O günden bu yana da dozu giderek artan şekilde, bu kararın doğruluğunu kanıtlayacak bir eylem süreci içinde oldu!
Özellikle, “bağımsız” olması ve her yurttaş için “Adaletinden şüphe duyulmaması gereken” YARGI düzeni, adeta siyasi iktidara Ram Oldu!
Savcının biri, “Laik Eğitim istedi diye” karşısına getirilen öğretmene soruyor; “Kur’an’da Cin Suresi var, sen Kur’an’a inanmıyor musun?”
Demokratik, Laik bir Hukuk Devleti’nde hiçbir yurttaşın inancı sorgulanamaz, inancına göre hüküm verilemez.
Ne yazık ki bugünün Türkiye’sinde Yargı’ya ve Yargı yoluyla “Adalet” sağlanacağına olan inanç hızla zayıflıyor!

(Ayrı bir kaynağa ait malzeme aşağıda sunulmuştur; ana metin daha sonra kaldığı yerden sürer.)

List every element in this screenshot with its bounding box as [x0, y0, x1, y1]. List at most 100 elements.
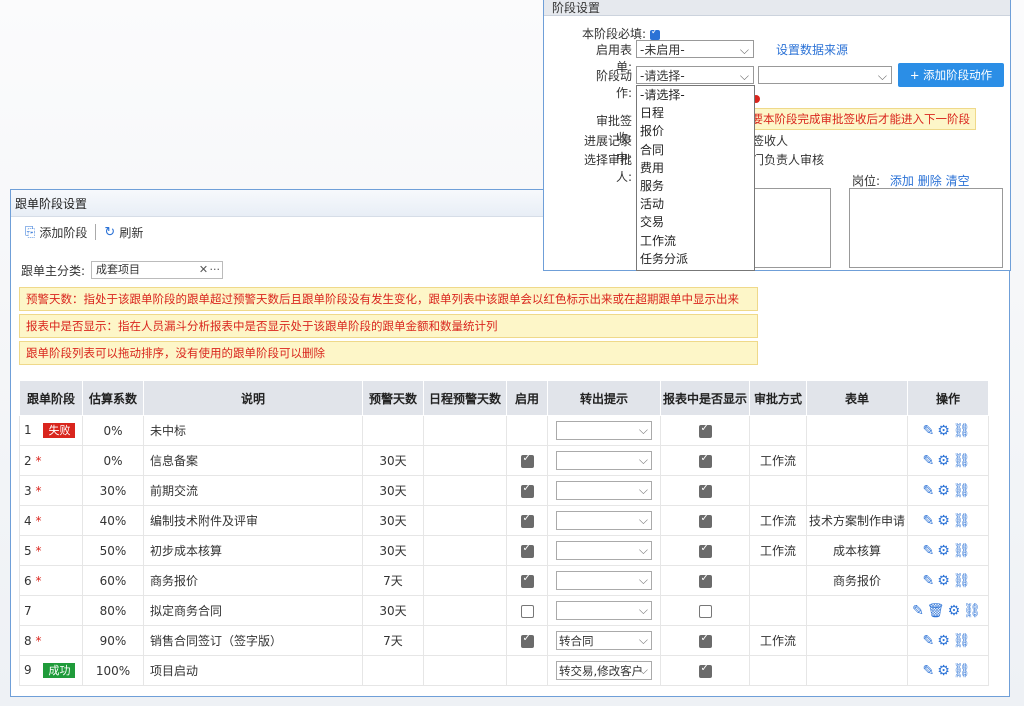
row-actions-icons[interactable]: ✎⚙⛓ — [922, 543, 973, 559]
enable-checkbox[interactable] — [520, 573, 534, 588]
enable-cell — [506, 595, 548, 626]
transfer-select[interactable]: ⌵ — [556, 571, 652, 590]
transfer-select[interactable]: ⌵ — [556, 451, 652, 470]
dropdown-option[interactable]: 任务分派 — [637, 250, 754, 268]
col-warn-days[interactable]: 预警天数 — [362, 380, 424, 416]
table-row[interactable]: 4 *40%编制技术附件及评审30天⌵工作流技术方案制作申请✎⚙⛓ — [19, 505, 989, 536]
table-row[interactable]: 5 *50%初步成本核算30天⌵工作流成本核算✎⚙⛓ — [19, 535, 989, 566]
enable-checkbox[interactable] — [520, 513, 534, 528]
add-action-button[interactable]: + 添加阶段动作 — [898, 63, 1004, 87]
transfer-select[interactable]: 转交易,修改客户 ⌵ — [556, 661, 652, 680]
approver-value: 门负责人审核 — [752, 153, 825, 167]
transfer-cell: 转合同 ⌵ — [547, 625, 661, 656]
table-row[interactable]: 3 *30%前期交流30天⌵✎⚙⛓ — [19, 475, 989, 506]
chevron-down-icon: ⌵ — [638, 453, 648, 467]
sched-days-cell — [423, 415, 507, 446]
post-row: 岗位: 添加 删除 清空 — [852, 172, 970, 189]
row-actions-icons[interactable]: ✎⚙⛓ — [922, 423, 973, 439]
table-row[interactable]: 1 失败0%未中标⌵✎⚙⛓ — [19, 415, 989, 446]
enable-checkbox[interactable] — [520, 453, 534, 468]
transfer-select[interactable]: ⌵ — [556, 541, 652, 560]
report-cell — [660, 505, 750, 536]
row-actions-icons[interactable]: ✎⚙⛓ — [922, 483, 973, 499]
dropdown-option[interactable]: 合同 — [637, 141, 754, 159]
action-select[interactable]: -请选择- ⌵ — [636, 66, 754, 84]
row-actions-icons[interactable]: ✎⚙⛓ — [922, 663, 973, 679]
stage-table: 跟单阶段 估算系数 说明 预警天数 日程预警天数 启用 转出提示 报表中是否显示… — [19, 380, 989, 686]
stage-cell: 5 * — [19, 535, 83, 566]
row-actions-icons[interactable]: ✎⚙⛓ — [922, 513, 973, 529]
note-warning-days: 预警天数：指处于该跟单阶段的跟单超过预警天数后且跟单阶段没有发生变化，跟单列表中… — [19, 287, 758, 311]
report-checkbox[interactable] — [698, 604, 712, 618]
action-row: 阶段动作: — [582, 67, 632, 101]
approver-list-box[interactable] — [754, 188, 831, 268]
col-sched-days[interactable]: 日程预警天数 — [423, 380, 507, 416]
transfer-select[interactable]: ⌵ — [556, 481, 652, 500]
post-delete-link[interactable]: 删除 — [918, 174, 942, 188]
enable-checkbox[interactable] — [520, 604, 534, 618]
row-actions-icons[interactable]: ✎⚙⛓ — [922, 633, 973, 649]
col-transfer[interactable]: 转出提示 — [547, 380, 661, 416]
table-row[interactable]: 7 80% 拟定商务合同 30天 ⌵ ✎🗑⚙⛓ — [19, 595, 989, 626]
post-clear-link[interactable]: 清空 — [946, 174, 970, 188]
dropdown-option[interactable]: 工作流 — [637, 232, 754, 250]
report-checkbox[interactable] — [698, 573, 712, 588]
enable-checkbox[interactable] — [520, 483, 534, 498]
report-checkbox[interactable] — [698, 483, 712, 498]
report-checkbox[interactable] — [698, 633, 712, 648]
required-checkbox[interactable] — [649, 27, 660, 40]
action-sub-select[interactable]: ⌵ — [758, 66, 892, 84]
dropdown-option[interactable]: 费用 — [637, 159, 754, 177]
dropdown-option[interactable]: 交易 — [637, 213, 754, 231]
dropdown-option[interactable]: 日程 — [637, 104, 754, 122]
coef-cell: 100% — [82, 655, 144, 686]
table-row[interactable]: 6 *60%商务报价7天⌵商务报价✎⚙⛓ — [19, 565, 989, 596]
post-add-link[interactable]: 添加 — [890, 174, 914, 188]
report-checkbox[interactable] — [698, 453, 712, 468]
transfer-select[interactable]: ⌵ — [556, 511, 652, 530]
row-actions-icons[interactable]: ✎⚙⛓ — [922, 453, 973, 469]
col-report[interactable]: 报表中是否显示 — [660, 380, 750, 416]
col-ops[interactable]: 操作 — [907, 380, 989, 416]
transfer-select[interactable]: ⌵ — [556, 421, 652, 440]
col-desc[interactable]: 说明 — [143, 380, 363, 416]
enable-checkbox[interactable] — [520, 543, 534, 558]
refresh-button[interactable]: ↻ 刷新 — [98, 224, 149, 241]
table-row[interactable]: 8 *90%销售合同签订（签字版）7天转合同⌵工作流✎⚙⛓ — [19, 625, 989, 656]
row-actions-icons[interactable]: ✎🗑⚙⛓ — [912, 603, 984, 619]
add-stage-button[interactable]: ⎘ 添加阶段 — [19, 224, 93, 241]
clear-icon[interactable]: ✕ — [199, 262, 208, 278]
transfer-select[interactable]: ⌵ — [556, 601, 652, 620]
ops-cell: ✎⚙⛓ — [907, 655, 989, 686]
report-checkbox[interactable] — [698, 663, 712, 678]
dropdown-option[interactable]: 服务 — [637, 177, 754, 195]
desc-cell: 编制技术附件及评审 — [143, 505, 363, 536]
dropdown-option[interactable]: -请选择- — [637, 86, 754, 104]
transfer-select[interactable]: 转合同 ⌵ — [556, 631, 652, 650]
col-enable[interactable]: 启用 — [506, 380, 548, 416]
report-checkbox[interactable] — [698, 423, 712, 438]
table-row[interactable]: 9 成功100%项目启动转交易,修改客户⌵✎⚙⛓ — [19, 655, 989, 686]
enable-cell — [506, 475, 548, 506]
more-icon[interactable]: ··· — [210, 262, 221, 278]
category-input[interactable]: 成套项目 ✕ ··· — [91, 261, 224, 279]
ops-cell: ✎⚙⛓ — [907, 565, 989, 596]
row-actions-icons[interactable]: ✎⚙⛓ — [922, 573, 973, 589]
dropdown-option[interactable]: 报价 — [637, 122, 754, 140]
enable-checkbox[interactable] — [520, 633, 534, 648]
form-select[interactable]: -未启用- ⌵ — [636, 40, 754, 58]
col-coef[interactable]: 估算系数 — [82, 380, 144, 416]
table-row[interactable]: 2 *0%信息备案30天⌵工作流✎⚙⛓ — [19, 445, 989, 476]
report-checkbox[interactable] — [698, 543, 712, 558]
sched-days-cell — [423, 595, 507, 626]
datasource-link[interactable]: 设置数据来源 — [776, 41, 848, 58]
form-cell: 技术方案制作申请 — [806, 505, 908, 536]
post-list-box[interactable] — [849, 188, 1003, 268]
col-stage[interactable]: 跟单阶段 — [19, 380, 83, 416]
dropdown-option[interactable]: 活动 — [637, 195, 754, 213]
enable-cell — [506, 535, 548, 566]
col-approve[interactable]: 审批方式 — [749, 380, 807, 416]
report-checkbox[interactable] — [698, 513, 712, 528]
col-form[interactable]: 表单 — [806, 380, 908, 416]
transfer-cell: ⌵ — [547, 415, 661, 446]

Eğitim, bireyin “mesleki beceri kazanması” ve “içinde yaşadığı topluma ve dünyaya uyum göstermesi” içindir.
Eğitim, “bilimin ışığında” olursa, o ülkede “bilim ve teknik” gelişir. Bilim ve teknikte gelişen, buluş yapan, “patent sahibi” ülkeler gelişir ve kalkınır.
Anımsayın; İstanbul 1453’te Fatih’in önderliğinde zapt edilirken, Hıristiyanlar Kiliselerinde “Meleklerin cinsiyeti” üzerine tartışıyorlardı!
Bugün, 21. Yüzyılda, Türkiye’de yaşadığımız bu çağdışı, akıl dışı, hukuk dışı tutum ve oyunlar yakışmıyor!
Bu ülkede barış içinde, İnsanca bir yaşam için tek çıkar yol; “Demokratik, Laik, Sosyal bir Hukuk Devleti” kimliğine dönmektir.